On completion of A Station (1934) there existed two chimneys (after the 1950s B phase it would become the largest brick building in Europe). Battersea replaced a localised system of electrical production and distribution dating from before the First World War. The London Power Company Ltd faced many difficulties in building the new plant but the result was an engineering triumph: containing the largest turbine in Europe (for c20 years).
Coal was delivered daily by six steamers, off-loaded by cranes onto conveyor belts and then either stored in the Coal House or transferred to the Boiler House. These belts were a small but significant engineering triumph, they ran forwards and backwards thereby maximising efficiency (conveying between 240-400 tons per hour). The whole site was encircled by rail tracks ‘serving for the effective marshalling of full and empty coal trucks for ash removal’ and the delivery of goods to the Turbine Hall and Workshop Store. The sites success was largely down to these different elements of engineering coming together to create a fully integrated delivery process: the lifeblood of 243MW of power production.

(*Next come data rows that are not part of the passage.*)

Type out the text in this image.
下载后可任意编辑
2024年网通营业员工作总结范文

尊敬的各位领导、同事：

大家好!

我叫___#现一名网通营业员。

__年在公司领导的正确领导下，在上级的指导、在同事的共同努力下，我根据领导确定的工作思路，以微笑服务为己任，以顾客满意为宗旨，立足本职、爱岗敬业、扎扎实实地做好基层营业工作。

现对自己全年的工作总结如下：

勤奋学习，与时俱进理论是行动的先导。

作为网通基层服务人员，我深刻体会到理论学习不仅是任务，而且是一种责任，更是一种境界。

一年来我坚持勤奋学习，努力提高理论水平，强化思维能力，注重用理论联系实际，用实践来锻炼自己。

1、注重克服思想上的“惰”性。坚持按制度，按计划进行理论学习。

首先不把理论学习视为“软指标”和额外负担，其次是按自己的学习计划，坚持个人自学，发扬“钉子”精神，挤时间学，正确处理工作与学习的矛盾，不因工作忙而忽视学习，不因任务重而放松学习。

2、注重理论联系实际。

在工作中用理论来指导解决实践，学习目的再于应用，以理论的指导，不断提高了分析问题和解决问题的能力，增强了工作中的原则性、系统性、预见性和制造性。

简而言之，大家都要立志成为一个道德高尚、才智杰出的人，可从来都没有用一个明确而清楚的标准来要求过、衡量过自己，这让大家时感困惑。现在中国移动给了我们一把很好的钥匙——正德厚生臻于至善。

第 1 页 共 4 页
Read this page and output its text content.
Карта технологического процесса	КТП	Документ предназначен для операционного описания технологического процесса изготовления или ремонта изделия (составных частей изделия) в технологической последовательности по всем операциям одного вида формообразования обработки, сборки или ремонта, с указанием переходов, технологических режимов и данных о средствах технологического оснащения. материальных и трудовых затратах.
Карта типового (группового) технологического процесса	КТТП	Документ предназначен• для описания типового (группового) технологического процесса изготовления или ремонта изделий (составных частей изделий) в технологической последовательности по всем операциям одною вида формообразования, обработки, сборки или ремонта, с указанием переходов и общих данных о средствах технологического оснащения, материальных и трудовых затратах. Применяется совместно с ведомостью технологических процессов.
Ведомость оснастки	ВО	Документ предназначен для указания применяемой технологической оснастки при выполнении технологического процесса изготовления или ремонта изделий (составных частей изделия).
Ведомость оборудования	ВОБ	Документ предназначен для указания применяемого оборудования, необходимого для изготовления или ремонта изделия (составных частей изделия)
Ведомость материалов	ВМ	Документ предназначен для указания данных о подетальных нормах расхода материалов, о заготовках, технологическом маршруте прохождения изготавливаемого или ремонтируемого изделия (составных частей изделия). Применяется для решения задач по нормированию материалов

Thousands of workers were employed to construct and run the Stations’ mechanical heart. The Turbine Hall housed three cylinder turbines. Each one had its own set of feed water heaters, evaporators and pumps that formed a unit assembly. Placed down the centre of the Hall they ran 24 hours a day to provide light and electric to thousands of homes. Factories depended upon them to supply light and to power their electric motors. The turbines were so big that they had to be transported from Manchester to Battersea in sections, set up in position and fitted together in-situ. Therefore, they had not been fully tested prior installation, relying instead on engineers to craft the gears and parts with minute accuracy and precision. The hall itself runs 475 feet long and 80 feet wide, a glass roof rising to an apex 100 feet above. Down either side of the hall are a long row of fluted columns that were faced with marbled tiles, the walls being faced with the same tiles made to resemble blocks of masonry. The floors are made from oil-proofed compressed mosaic. Handrails are made from specially processed steel, designed to retain lustre and provide natural light. The centre of the Station was a combination of electrical, mechanical and civil engineering, as well as interior design, materials science and architecture.
In approximately three years the famous buff chimneys reached 337 ft. 6 inches. Each chimney, if it put on its side, would be large enough to serve as a tube station: each is 28 feet in diameter at the inside of the base, tapering to 22 feet at the top. Thus a tube train could run through it, a platform could be built and passengers would find a loftier than normal station.
The Company’s own plaque summarises their achievement and import of the Station:
‘On St George’s Day in the year of the centenary of Michael Faraday’s great discovery this stone of commemoration… was placed as a landmark in the development of Larger London’s light and power and to serve as another memorial of the scientific heritage derived from famous Englishmen’. (23 April 1931)
The lasting appeal of Battersea Power Station is its combination of the mechanical alongside the design; a symbiosis of machinery and architecture.